单一核苷酸,X染色体综合征 z-bo 2020-10-17 336

　　In the latest research report published in the international journal "Journal of Cell Biology", researchers at Jesse University found through their research that a single nucleotide change can lead to syndrome X that is susceptible to infection in individuals. Fragile X syndrome is usually caused by the deletion of a gene on the X chromosome called Fragile X Mental Delay 1 (FMR1), and 1 in 230 women carry a mutation in this gene. .. A person has a variation.
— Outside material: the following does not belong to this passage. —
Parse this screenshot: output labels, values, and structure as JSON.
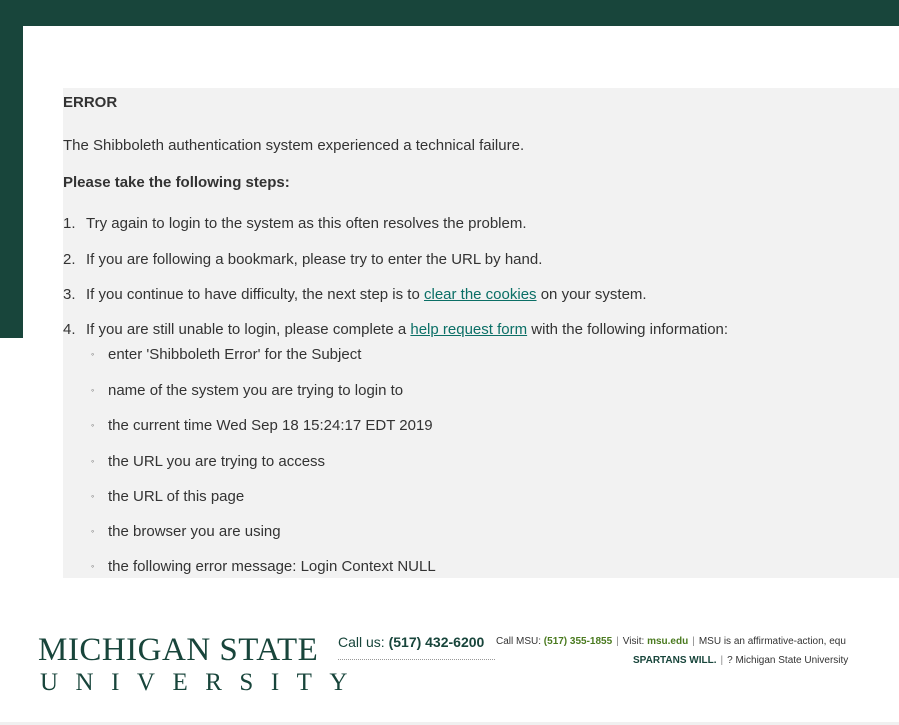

Even if there is an extra DNA repetitive sequence at the end of the FMR1 gene, when the FMR1 gene is passed from mother to offspring, the repetitive sequence of these DNA sequences will expand and the gene will be turned off.

　　It prevents the expression of proteins important for cognitive function. In a previous study, researchers found that a special site near the FMR1 gene can turn on DNA replication, but it can inactivate it in fragile X embryonic stem cells. This inactivation changes the process of cell division. The way the FMR1 gene replicates poses a major problem in the DNA replication process. However, what surprised the researchers is that the special changes in the DNA sequence near the FMR1 gene, that is, the changes in single nucleotide polymorphisms, are directly related to the repeated amplification of certain specific mutation vectors. , There are more single nucleotides. The morphology overlaps in the inactive replication area of fragile X embryonic stem cells. DNA nucleotides contain four bases (ATCG).
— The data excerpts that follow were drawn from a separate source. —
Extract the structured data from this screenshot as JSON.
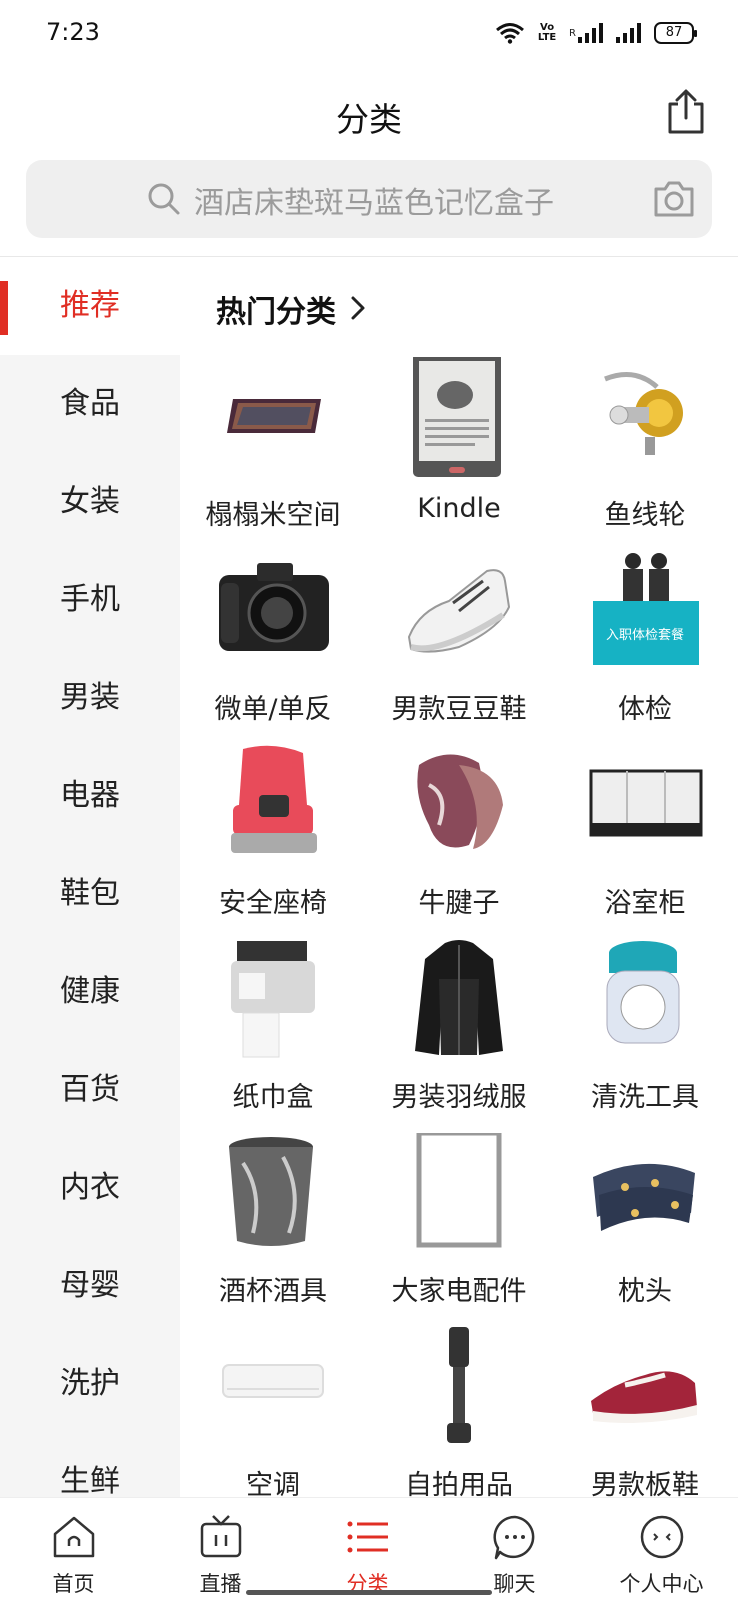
{
  "status": {
    "time": "7:23",
    "battery": "87",
    "volte_top": "Vo",
    "volte_bottom": "LTE",
    "sim_label": "R"
  },
  "header": {
    "title": "分类"
  },
  "search": {
    "placeholder": "酒店床垫斑马蓝色记忆盒子"
  },
  "sidebar": {
    "items": [
      {
        "label": "推荐",
        "active": true
      },
      {
        "label": "食品"
      },
      {
        "label": "女装"
      },
      {
        "label": "手机"
      },
      {
        "label": "男装"
      },
      {
        "label": "电器"
      },
      {
        "label": "鞋包"
      },
      {
        "label": "健康"
      },
      {
        "label": "百货"
      },
      {
        "label": "内衣"
      },
      {
        "label": "母婴"
      },
      {
        "label": "洗护"
      },
      {
        "label": "生鲜"
      }
    ]
  },
  "content": {
    "section_title": "热门分类",
    "categories": [
      {
        "label": "榻榻米空间",
        "icon": "tatami-rug-image"
      },
      {
        "label": "Kindle",
        "icon": "ereader-image"
      },
      {
        "label": "鱼线轮",
        "icon": "fishing-reel-image"
      },
      {
        "label": "微单/单反",
        "icon": "camera-image"
      },
      {
        "label": "男款豆豆鞋",
        "icon": "sneaker-image"
      },
      {
        "label": "体检",
        "icon": "health-checkup-image"
      },
      {
        "label": "安全座椅",
        "icon": "child-seat-image"
      },
      {
        "label": "牛腱子",
        "icon": "beef-shank-image"
      },
      {
        "label": "浴室柜",
        "icon": "bathroom-cabinet-image"
      },
      {
        "label": "纸巾盒",
        "icon": "tissue-box-image"
      },
      {
        "label": "男装羽绒服",
        "icon": "down-jacket-image"
      },
      {
        "label": "清洗工具",
        "icon": "lens-cleaner-image"
      },
      {
        "label": "酒杯酒具",
        "icon": "ice-bucket-image"
      },
      {
        "label": "大家电配件",
        "icon": "appliance-frame-image"
      },
      {
        "label": "枕头",
        "icon": "pillow-image"
      },
      {
        "label": "空调",
        "icon": "air-conditioner-image"
      },
      {
        "label": "自拍用品",
        "icon": "selfie-stick-image"
      },
      {
        "label": "男款板鞋",
        "icon": "board-shoe-image"
      }
    ],
    "promo_thumb": {
      "badge_text": "入职体检套餐"
    }
  },
  "tabbar": {
    "items": [
      {
        "label": "首页",
        "icon": "home-icon"
      },
      {
        "label": "直播",
        "icon": "tv-icon"
      },
      {
        "label": "分类",
        "icon": "category-list-icon",
        "active": true
      },
      {
        "label": "聊天",
        "icon": "chat-bubble-icon"
      },
      {
        "label": "个人中心",
        "icon": "profile-face-icon"
      }
    ]
  },
  "colors": {
    "accent": "#e02e24",
    "sidebar_bg": "#f5f5f5",
    "search_bg": "#efefef"
  }
}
　　According to researchers, normal embryonic stem cells have a timine base at the SNP site and active replication region, while fragile X chromosome cells have cytosine. After studying offspring embryonic stem cells with fragile X mutations, we found that these cells have a normal replication pattern with timine bases. This means that nucleosides will not repeat over time. Extension of acid sequence.

　　In this study, when the FMR1 gene is passed from mother to offspring, replacing adenine with cytosine will inactivate the DNA replication region, thereby increasing the risk of DNA repeat amplification, which leads to individual fragile X. It has been proven to cause chromosome synthesis.